Remove unnecessary part for Grouped Query Attention

mitmul · mitmul · commit 6afd3be0a5bc · 2025-07-12T14:56:45.000+09:00
diff --git a/convert_hf_to_gguf.py b/convert_hf_to_gguf.py
@@ -3593,8 +3593,6 @@ def set_gguf_parameters(self):
         self.gguf_writer.add_block_count(block_count)
         self.gguf_writer.add_head_count(hparams.get("num_attention_heads", 32))
         self.gguf_writer.add_layer_norm_rms_eps(hparams.get("rms_norm_eps", 1e-06))
-        self.gguf_writer.add_group_norm_eps(hparams.get("rms_norm_eps", 1e-06))
-        self.gguf_writer.add_layer_norm_eps(hparams.get("rms_norm_eps", 1e-06))
         self.gguf_writer.add_rope_freq_base(hparams.get("rope_theta", 1000000.0))
 
         # Mamba parameters
diff --git a/src/llama-model.cpp b/src/llama-model.cpp
@@ -15677,28 +15677,7 @@ struct llm_build_plamo2 : public llm_graph_context_mamba {
                     ext_factor, attn_factor, beta_fast, beta_slow
                     );
 
-            // Store original K and V for KV cache (before GQA expansion)
-            ggml_tensor * Kcur_cache = Kcur;
-            ggml_tensor * Vcur_cache = Vcur;
-
-            // PLaMo-2 GQA: expand K and V heads to match Q heads (equivalent to _expand_kv)

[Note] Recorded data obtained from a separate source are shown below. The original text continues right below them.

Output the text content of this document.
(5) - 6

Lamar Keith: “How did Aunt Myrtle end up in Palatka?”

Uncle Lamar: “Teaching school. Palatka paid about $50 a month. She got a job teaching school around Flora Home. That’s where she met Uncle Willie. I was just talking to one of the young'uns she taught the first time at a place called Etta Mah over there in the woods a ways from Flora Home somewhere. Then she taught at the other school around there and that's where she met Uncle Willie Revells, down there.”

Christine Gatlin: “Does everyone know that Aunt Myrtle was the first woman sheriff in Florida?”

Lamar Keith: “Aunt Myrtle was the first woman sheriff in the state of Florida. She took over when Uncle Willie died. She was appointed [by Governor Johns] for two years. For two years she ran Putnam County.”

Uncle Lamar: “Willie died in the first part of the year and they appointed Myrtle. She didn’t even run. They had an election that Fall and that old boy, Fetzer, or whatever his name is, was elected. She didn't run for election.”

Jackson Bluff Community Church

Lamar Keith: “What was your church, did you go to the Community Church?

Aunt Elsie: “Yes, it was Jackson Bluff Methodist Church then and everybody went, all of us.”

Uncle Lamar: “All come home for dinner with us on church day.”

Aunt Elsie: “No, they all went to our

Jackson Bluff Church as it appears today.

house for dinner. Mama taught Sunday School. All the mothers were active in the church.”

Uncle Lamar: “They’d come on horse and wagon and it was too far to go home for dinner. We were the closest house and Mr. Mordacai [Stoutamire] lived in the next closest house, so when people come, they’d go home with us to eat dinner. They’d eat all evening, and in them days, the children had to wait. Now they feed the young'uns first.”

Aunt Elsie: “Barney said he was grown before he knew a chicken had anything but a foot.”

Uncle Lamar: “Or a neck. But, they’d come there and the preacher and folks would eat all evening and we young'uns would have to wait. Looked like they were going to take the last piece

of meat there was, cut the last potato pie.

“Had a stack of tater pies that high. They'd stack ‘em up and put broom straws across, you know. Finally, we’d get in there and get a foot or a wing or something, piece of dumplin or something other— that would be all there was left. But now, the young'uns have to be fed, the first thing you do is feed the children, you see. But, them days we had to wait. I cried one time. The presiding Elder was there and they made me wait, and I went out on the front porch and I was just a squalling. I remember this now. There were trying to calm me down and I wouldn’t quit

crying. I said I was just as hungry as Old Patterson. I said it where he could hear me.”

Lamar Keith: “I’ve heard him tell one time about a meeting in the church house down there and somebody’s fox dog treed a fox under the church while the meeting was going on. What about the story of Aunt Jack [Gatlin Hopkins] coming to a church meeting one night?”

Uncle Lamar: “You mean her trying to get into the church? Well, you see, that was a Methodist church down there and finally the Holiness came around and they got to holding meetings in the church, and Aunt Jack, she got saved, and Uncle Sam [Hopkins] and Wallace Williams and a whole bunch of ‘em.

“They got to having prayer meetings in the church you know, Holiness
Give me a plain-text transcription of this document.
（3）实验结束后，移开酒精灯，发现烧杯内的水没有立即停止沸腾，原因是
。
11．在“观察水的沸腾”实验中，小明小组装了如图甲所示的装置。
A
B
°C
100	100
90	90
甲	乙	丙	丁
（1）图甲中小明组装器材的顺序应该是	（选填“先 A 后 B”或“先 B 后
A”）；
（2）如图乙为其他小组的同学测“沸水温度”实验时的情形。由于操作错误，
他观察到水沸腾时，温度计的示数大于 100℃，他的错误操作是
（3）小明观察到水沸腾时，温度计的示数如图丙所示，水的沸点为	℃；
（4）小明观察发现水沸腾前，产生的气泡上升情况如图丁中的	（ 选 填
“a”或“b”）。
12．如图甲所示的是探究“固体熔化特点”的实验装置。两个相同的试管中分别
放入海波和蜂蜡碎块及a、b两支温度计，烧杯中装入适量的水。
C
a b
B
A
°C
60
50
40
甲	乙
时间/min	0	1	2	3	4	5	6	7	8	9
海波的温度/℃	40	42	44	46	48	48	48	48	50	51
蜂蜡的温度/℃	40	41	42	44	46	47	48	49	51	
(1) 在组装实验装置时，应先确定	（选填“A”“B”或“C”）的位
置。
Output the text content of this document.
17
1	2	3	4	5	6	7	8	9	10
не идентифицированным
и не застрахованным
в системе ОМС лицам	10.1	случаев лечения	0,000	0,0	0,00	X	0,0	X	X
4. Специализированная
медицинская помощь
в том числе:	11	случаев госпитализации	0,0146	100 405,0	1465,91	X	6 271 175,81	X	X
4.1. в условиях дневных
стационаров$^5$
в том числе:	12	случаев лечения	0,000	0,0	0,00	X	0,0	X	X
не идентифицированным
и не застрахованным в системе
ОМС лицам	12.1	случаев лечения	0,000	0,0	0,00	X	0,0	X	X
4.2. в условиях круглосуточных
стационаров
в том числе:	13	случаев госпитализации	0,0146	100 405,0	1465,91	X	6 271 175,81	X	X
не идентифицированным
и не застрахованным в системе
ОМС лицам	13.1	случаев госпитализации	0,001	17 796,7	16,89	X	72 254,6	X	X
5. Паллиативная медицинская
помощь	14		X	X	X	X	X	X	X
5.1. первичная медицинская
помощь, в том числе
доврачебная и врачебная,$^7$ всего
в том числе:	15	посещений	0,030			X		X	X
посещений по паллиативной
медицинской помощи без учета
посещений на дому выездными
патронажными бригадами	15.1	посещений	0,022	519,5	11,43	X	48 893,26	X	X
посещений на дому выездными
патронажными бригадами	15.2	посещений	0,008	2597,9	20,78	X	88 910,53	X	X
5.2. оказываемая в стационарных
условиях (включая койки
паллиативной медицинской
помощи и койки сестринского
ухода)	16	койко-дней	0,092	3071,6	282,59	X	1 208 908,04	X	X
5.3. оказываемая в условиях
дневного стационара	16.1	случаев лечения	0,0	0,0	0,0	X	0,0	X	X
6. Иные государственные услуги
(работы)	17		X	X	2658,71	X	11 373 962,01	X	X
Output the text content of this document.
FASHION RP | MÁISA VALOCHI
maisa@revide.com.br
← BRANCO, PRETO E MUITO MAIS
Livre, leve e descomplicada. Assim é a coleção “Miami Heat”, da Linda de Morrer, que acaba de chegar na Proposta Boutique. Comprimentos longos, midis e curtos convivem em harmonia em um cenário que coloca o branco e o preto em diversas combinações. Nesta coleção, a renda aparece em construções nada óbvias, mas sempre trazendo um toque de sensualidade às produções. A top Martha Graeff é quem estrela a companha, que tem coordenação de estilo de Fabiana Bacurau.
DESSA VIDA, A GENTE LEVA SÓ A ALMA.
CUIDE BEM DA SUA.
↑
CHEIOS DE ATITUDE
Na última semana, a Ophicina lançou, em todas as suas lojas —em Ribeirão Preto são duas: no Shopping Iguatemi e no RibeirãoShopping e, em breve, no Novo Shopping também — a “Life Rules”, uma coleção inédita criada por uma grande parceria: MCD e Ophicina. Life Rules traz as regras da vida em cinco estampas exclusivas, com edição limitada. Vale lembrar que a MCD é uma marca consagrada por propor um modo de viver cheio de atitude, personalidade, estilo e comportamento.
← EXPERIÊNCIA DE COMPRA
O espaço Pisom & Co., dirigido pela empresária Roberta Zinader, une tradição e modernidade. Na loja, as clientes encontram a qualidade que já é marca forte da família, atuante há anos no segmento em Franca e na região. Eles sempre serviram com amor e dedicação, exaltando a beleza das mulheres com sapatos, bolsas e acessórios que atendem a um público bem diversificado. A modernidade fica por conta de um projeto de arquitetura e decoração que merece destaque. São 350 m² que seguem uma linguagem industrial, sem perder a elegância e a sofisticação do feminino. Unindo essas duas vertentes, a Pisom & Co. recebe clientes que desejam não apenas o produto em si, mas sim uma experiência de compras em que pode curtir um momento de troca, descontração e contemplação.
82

-            if (n_head_kv < n_head) {
-                // const int n_group = n_head / n_head_kv;
-
-                // manually expand K and V tensors to repeat each head n_group times
-                // create expanded tensors with target dimensions
-                ggml_tensor * Kcur_expanded = ggml_new_tensor_3d(ctx0, Kcur->type, n_embd_head_k, n_head, n_tokens);
-                ggml_tensor * Vcur_expanded = ggml_new_tensor_3d(ctx0, Vcur->type, n_embd_head_v, n_head, n_tokens);
-
-                // repeat each head n_group times
-                Kcur = ggml_repeat(ctx0, Kcur, Kcur_expanded);
-                Vcur = ggml_repeat(ctx0, Vcur, Vcur_expanded);
-
-                cb(Kcur, "Kcur_expanded", il);
-                cb(Vcur, "Vcur_expanded", il);
-            }
-
-            cur = build_attn(inp, gf, model.layers[il].wo, NULL, Qcur, Kcur_cache, Vcur_cache, NULL, NULL, 1.0f, il);
+            cur = build_attn(inp, gf, model.layers[il].wo, NULL, Qcur, Kcur, Vcur, NULL, NULL, 1.0f, il);
         }
 
         cb(cur, "attn_out", il);